(RNS) — In the month since we observed the 51st Earth Day, things have gotten better on the climate front.
Laying out his policy priorities in the April 29 address to Congress, President Joe Biden put climate front and center. His ambitious American Jobs Plan focuses on addressing the country’s infrastructure needs while expanding access to renewable energy and creating green job opportunities, all while we slowly transition to a low carbon economy.
When Biden convened 40 world leaders for a climate summit during Earth Day 2021, he pledged to set an economy-wide greenhouse gas emissions target reduction of as much as 52% below 2005 levels by 2030. That won’t happen overnight and it won’t happen without continuing buy-in from our legislators. But it is taking root.

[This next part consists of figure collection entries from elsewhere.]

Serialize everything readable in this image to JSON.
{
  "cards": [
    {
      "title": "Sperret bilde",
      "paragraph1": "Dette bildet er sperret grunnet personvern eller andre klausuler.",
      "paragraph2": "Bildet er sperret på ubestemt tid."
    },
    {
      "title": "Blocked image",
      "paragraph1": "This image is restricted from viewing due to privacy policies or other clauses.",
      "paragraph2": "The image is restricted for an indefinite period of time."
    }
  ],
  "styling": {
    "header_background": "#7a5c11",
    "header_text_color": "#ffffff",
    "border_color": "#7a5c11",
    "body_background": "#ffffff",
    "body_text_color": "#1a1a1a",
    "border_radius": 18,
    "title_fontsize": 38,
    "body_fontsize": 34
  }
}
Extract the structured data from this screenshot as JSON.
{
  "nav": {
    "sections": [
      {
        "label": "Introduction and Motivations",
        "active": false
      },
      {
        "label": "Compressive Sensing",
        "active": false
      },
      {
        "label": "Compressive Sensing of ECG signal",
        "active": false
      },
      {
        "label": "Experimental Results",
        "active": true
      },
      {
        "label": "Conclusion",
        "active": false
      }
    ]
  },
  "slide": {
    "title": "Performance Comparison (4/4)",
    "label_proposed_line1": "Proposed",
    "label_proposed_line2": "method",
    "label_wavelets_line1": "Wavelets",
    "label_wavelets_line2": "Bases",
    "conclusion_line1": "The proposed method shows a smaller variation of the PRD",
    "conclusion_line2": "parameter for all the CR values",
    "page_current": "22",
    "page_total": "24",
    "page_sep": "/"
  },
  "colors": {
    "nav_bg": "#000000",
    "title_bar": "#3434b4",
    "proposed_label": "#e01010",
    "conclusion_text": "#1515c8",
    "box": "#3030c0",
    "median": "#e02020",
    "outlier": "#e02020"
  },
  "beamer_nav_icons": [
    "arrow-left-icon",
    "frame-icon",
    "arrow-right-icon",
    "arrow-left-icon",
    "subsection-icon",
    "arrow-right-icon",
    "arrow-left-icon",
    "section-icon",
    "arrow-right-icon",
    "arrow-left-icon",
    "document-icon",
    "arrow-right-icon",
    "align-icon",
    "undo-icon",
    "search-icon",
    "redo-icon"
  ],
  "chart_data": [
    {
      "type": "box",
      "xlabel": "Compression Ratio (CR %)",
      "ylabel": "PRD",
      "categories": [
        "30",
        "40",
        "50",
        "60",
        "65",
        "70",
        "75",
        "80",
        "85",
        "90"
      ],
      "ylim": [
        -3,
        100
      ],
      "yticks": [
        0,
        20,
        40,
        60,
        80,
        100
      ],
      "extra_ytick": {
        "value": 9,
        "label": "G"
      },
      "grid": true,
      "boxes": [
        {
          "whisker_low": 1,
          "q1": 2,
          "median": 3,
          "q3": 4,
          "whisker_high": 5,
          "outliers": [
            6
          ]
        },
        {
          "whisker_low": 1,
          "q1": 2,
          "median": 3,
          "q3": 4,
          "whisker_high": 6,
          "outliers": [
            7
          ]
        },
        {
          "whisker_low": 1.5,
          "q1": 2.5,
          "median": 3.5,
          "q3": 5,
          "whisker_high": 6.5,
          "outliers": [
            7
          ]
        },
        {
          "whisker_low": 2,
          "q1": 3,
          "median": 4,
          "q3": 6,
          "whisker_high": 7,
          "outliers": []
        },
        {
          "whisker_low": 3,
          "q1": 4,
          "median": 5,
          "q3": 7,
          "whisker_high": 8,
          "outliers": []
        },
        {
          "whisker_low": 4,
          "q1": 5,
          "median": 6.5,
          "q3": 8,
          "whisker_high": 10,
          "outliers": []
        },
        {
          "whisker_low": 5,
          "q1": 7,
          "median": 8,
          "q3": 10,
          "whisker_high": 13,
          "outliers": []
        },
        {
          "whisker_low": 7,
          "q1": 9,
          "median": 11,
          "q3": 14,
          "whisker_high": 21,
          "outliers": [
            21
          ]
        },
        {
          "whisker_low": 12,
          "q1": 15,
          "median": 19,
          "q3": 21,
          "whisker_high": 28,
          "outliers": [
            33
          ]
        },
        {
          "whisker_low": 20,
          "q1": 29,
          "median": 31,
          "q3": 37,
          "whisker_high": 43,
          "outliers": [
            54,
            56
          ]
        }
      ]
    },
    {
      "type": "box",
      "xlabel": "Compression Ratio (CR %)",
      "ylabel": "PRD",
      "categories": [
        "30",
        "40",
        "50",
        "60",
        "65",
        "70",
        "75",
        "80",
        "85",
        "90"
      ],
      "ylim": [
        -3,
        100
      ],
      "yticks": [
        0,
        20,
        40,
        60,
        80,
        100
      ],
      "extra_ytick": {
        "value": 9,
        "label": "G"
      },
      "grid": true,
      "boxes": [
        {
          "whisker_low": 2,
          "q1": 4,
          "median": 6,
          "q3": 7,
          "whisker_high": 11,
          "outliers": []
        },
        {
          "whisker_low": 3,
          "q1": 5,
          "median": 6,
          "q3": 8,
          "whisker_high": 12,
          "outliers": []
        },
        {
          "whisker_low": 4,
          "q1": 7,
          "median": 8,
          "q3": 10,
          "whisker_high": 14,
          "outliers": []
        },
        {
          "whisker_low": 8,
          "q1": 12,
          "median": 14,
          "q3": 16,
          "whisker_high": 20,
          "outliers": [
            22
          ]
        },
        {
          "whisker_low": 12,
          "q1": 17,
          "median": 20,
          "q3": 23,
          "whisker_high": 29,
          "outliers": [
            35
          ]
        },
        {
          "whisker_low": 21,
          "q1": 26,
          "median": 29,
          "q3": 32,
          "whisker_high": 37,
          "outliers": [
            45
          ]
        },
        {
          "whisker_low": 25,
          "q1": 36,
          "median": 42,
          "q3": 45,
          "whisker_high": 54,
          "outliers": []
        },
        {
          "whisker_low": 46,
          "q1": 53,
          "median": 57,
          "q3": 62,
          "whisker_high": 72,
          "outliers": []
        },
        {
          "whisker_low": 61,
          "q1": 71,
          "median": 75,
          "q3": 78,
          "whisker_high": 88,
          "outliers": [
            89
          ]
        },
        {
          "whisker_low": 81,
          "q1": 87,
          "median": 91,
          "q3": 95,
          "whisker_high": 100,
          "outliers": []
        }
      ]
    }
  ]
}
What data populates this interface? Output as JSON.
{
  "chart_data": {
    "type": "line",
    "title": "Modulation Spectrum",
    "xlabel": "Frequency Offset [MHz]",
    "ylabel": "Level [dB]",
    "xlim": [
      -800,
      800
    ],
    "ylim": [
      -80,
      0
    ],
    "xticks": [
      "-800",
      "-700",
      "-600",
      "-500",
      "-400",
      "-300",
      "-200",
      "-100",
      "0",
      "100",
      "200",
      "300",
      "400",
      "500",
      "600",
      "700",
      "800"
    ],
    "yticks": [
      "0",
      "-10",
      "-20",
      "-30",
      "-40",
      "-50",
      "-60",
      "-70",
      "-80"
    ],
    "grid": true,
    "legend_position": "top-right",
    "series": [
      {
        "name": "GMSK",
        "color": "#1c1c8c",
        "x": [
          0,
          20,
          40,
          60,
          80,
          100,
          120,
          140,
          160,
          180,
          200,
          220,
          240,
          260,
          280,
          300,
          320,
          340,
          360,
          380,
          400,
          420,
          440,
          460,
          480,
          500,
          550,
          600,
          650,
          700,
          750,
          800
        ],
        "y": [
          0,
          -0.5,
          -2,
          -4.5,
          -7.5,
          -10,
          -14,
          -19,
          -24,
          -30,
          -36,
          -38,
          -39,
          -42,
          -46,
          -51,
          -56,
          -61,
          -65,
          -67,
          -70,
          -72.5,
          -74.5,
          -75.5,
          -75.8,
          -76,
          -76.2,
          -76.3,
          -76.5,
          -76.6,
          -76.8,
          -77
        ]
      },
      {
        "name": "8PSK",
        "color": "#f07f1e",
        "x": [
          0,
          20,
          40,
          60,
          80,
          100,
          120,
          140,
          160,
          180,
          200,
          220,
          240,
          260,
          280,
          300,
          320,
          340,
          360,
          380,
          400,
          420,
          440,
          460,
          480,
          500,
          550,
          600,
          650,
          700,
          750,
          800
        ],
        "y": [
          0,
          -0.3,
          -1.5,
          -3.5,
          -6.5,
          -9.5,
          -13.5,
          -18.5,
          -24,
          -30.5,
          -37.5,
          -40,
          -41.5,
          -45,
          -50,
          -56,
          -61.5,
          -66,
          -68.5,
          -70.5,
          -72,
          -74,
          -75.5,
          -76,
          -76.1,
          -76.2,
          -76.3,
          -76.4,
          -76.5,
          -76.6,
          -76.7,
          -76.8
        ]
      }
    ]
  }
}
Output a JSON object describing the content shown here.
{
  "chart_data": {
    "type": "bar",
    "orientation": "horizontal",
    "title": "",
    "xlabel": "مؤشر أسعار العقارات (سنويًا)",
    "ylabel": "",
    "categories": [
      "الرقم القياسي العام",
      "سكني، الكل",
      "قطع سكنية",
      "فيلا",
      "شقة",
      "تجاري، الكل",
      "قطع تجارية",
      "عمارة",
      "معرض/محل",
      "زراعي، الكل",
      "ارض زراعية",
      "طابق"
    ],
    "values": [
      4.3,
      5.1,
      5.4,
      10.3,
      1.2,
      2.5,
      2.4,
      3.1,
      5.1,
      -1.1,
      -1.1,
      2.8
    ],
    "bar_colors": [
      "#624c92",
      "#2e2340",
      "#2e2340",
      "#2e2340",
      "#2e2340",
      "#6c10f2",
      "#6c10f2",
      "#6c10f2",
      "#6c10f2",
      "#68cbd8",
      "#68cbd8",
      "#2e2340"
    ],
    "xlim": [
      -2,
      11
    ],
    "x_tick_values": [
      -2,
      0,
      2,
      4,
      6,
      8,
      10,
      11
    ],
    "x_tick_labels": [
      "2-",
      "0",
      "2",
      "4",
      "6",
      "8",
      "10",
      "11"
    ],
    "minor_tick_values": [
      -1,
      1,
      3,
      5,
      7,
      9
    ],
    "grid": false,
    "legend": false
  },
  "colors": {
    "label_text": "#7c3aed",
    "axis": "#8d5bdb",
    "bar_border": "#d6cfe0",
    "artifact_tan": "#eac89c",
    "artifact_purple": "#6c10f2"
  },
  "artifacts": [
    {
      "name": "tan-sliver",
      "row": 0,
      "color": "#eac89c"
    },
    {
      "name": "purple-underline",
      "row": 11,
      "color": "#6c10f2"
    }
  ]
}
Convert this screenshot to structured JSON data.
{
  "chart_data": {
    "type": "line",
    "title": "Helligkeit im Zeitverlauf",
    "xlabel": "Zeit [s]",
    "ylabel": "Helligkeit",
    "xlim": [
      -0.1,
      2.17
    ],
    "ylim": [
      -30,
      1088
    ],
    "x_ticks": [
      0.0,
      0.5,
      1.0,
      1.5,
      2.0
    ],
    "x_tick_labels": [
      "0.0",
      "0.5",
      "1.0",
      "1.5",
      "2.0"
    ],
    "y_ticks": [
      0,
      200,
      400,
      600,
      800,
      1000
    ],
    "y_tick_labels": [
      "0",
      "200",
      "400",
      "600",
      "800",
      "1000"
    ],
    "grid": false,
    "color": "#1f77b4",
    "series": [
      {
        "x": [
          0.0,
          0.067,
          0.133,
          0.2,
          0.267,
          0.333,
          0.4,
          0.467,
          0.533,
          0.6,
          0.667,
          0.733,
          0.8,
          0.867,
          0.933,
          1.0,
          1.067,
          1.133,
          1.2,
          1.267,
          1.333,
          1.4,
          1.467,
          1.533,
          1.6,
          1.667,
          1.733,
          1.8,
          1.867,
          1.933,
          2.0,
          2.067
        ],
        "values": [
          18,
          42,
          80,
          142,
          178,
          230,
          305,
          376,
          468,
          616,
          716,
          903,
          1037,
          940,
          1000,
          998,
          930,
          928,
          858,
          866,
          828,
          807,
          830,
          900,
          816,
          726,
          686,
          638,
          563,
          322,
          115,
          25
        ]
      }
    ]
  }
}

Communities of faith now have a newfound hope that political and business leaders are joining with us to demand long-sought environmental protections and safeguards.
It hasn’t always been this way.
The first Earth Day was celebrated in 1970, a monumental year for environmental activism. More than 20 million Americans participated in peaceful demonstrations for environmental reforms and protections in an era when demonstrations and protests — sometimes violent and deadly — about civil rights or the Vietnam War were the norm. Seemingly out of the blue, a new cause burst onto the national political radar.
But by last year’s 50th celebration of Earth Day, most environmental activists were in no mood to celebrate. President Donald Trump, running for reelection, had pulled the United States out of the Paris climate accords, while gutting environmental laws and regulation.
Biden has resumed the country’s push on climate issues, putting them at the center of almost all his major policy initiatives, including rejoining the Paris accords. Infrastructure, immigration, jobs, criminal justice, policing and even the COVID-19 relief bills had sections devoted exclusively to addressing climate change.
This was not window dressing. This administration views global climate change as a clear and present danger, not only to our way of life here at home but to human life around the globe. Perhaps most importantly, the administration plans to actively address the climate crisis through a series of policies and regulations begun on its first day in office.
We cannot depend on the seesaw of presidential administrations to guide our course on climate change. If we’re not careful, Earth Day 100 (April 2070) could end up marking not success but a memorial for all that could have been done but was not for one weak reason or another. We need to think not from administration to administration, but globally.
As I wrote in June 2020, the Quaker call to love thy neighbor speaks more broadly to the world than it does to our immediate neighbors. We believe loving our planet first means loving its people. Earth, as Pope Francis wrote, is “our common home.” Therefore, we are all neighbors.
An Earth restored, a Quaker tenet of faith, recognizes that climate change has created global imbalances, resulting in unprecedented climate events. The negative impacts they spawn — from stronger hurricanes and flooding to long-term drought — are most often borne by the people not responsible for them and least able to adapt to climate change.
This inequity cannot be allowed to continue for future generations. We have to look at climate change through the lens of justice to stop the degradation of our planet.
We are fast running out of second chances. We simply don’t have a second planet to call home. Biden has unveiled sensible policies to address climate change, but it will only succeed if there is continuing political will bolstered by public support. Hopefully, these policies will compel China, India and the other large global CO2 emitters to do their part.
This is lead, follow or get out of the way time, and once again the United States must provide global leadership.
(Diane Randall is the general secretary of the Friends Committee on National Legislation, a national, nonpartisan Quaker lobby for peace, justice and the environment. The views expressed in this commentary do not necessarily reflect those of Religion News Service.)